体験談:生き別れた親の遺産相続をすることになったら

実の母と義理の母

グランフロント大阪の外観私の母は義理の母です。幼いころ父親との不仲で離婚をしたのです。この年になって実母が恋しいとは思いませんが、どのような女性でなぜ私を連れて行ってくれなかったのかと考えることはありました。
義理の母と父の間には子供が出来なかったせいもあるのか、義母は私に多くの愛情を注いでくれました。ですので、私の中で実母への恋慕は無かったのではないのかと思います。

生き別れた実母の遺産を相続することに

そんな父と義母を見送り、穏やかな暮らしをしていた私に、何年かしてある人から手紙が届きました。
見たことも聞いたことも無い人からの手紙で、「何だろう」といぶかしく思ったことを今でも覚えています。その人は私の弟だと名乗っていたのです。もう、その時の驚きを今でも忘れることはありません。
父と義母の間に子供はなく、一人っ子として生活していたのですからいきなり兄弟が現れても困るだけです。
しかし、手紙の内容は私の実母が亡くなった事によって遺産相続をしたいとの連絡でした。
両親が離婚しているので別れた実母は自分には関係のない存在だと思っていましたが、それは間違いだったのです。
夫婦は離婚により他人になりますが、子供にとって親との縁は切れないのです。

弁護士に依頼して相続を放棄しました。

遺産相続をと言われても顔も知らない実母の事です。
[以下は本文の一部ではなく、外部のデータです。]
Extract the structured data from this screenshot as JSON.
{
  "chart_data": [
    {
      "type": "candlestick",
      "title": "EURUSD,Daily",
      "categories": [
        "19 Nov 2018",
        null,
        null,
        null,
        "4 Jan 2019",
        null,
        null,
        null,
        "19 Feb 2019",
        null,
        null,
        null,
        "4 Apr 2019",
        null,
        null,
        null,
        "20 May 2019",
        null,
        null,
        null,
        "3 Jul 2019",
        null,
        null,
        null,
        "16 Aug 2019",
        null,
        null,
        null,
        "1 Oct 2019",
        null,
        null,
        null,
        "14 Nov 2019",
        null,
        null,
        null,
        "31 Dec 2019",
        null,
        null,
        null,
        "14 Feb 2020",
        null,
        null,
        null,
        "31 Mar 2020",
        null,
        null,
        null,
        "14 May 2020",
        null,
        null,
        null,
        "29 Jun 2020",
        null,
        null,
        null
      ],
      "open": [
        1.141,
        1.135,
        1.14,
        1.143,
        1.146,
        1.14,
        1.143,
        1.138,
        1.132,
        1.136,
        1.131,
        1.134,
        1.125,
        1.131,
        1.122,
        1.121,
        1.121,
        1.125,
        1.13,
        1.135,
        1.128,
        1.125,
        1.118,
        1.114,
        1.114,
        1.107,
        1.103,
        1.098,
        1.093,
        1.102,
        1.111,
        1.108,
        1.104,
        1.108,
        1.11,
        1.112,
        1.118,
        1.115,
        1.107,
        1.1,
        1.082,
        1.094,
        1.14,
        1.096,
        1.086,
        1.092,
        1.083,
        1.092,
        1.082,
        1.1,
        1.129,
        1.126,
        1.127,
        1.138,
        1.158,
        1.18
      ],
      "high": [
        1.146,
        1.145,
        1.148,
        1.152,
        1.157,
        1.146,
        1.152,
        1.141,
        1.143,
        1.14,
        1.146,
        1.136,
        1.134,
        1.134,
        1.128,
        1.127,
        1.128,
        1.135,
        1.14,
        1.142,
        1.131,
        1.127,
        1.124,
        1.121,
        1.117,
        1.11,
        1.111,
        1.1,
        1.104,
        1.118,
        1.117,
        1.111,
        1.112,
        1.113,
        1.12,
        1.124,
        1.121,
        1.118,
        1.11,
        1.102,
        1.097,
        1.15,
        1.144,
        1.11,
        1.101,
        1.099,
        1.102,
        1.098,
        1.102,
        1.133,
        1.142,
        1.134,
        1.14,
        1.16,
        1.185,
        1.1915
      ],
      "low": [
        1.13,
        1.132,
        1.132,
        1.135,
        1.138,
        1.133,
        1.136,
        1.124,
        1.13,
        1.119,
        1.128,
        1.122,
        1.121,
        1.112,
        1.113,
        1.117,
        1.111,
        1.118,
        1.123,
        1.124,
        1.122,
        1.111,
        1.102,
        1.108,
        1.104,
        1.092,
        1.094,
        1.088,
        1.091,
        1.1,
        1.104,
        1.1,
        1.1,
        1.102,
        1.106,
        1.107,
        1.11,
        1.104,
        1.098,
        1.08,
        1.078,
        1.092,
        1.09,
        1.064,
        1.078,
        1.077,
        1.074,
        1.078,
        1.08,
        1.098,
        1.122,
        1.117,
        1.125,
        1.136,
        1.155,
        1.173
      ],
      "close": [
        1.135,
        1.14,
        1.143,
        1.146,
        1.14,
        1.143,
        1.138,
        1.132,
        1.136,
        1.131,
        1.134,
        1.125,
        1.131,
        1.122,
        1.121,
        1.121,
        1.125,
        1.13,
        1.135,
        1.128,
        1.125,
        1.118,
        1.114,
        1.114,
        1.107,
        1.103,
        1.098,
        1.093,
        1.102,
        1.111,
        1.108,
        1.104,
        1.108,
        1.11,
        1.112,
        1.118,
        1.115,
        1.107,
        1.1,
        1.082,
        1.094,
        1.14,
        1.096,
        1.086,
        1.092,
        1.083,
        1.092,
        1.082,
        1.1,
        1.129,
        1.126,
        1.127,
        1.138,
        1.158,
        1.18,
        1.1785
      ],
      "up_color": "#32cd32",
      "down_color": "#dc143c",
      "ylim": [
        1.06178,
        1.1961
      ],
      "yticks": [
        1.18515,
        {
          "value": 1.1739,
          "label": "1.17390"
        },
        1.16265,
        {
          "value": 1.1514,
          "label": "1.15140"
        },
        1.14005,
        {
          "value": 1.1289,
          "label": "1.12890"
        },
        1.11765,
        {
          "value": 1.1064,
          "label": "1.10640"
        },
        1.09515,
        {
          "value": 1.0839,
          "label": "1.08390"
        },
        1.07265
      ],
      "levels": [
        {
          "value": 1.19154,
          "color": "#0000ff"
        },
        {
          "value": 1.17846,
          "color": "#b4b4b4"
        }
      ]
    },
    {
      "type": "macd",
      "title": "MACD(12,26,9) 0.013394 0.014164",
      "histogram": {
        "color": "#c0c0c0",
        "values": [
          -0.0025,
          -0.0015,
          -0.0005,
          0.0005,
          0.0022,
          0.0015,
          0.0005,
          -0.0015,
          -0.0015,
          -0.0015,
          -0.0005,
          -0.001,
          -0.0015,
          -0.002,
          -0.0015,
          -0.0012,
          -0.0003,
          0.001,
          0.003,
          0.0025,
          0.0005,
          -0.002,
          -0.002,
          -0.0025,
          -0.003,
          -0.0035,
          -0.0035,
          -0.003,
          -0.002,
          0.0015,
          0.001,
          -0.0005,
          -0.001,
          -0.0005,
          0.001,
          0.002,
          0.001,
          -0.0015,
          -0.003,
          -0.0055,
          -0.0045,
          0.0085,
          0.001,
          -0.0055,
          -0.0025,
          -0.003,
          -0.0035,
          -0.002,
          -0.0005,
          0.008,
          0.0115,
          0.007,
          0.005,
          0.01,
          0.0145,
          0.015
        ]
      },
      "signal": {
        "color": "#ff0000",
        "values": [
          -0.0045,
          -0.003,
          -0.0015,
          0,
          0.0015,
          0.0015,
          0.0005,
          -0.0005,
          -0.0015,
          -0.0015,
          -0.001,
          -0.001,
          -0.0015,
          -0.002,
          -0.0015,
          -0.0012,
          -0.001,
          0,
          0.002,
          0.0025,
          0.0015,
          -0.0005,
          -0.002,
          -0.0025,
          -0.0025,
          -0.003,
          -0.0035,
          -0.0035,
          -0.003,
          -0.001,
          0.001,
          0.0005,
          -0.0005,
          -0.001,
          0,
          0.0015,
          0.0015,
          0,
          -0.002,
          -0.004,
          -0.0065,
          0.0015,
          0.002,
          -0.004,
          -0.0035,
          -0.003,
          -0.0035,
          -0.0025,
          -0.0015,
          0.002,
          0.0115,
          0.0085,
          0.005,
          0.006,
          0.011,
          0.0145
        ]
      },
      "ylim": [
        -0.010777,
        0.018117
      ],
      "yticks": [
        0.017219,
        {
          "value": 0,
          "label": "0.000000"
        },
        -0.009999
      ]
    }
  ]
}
どうしたものかと思い悩みました。連絡をくれた弟にしても全く知らない人でしたし、いきなり信用などできません。
弁護士に相談すると、相続をすると借金などの負債まで相続をしてしまうとのことでした。良く考えて、きちんと調べてから決めた方が良いとのアドバイスもいただいたのです。
私には父と義母から譲り受けた僅かばかりの財産がありました。「もういいかな」それが私の出した答えでした。顔も知らない実母の遺産相続に放棄することを決め、弟に連絡をし、その旨の書類を送ったのです。
もったいないと言う友人もいましたが、穏やかな生活を乱されたくはありません。どのくらいの遺産があったのかは知りませんが、今はこの判断が良かったんだと思っています。
連絡をしてくれた弟には感謝していますが、やはり、私の中では知らない人のままでいそうです。それが一番良いと言うのが私の気持ちなのですから。
こうして、我が家に降りかかった遺産の相続をめぐるお話は幕を下ろしたのでした。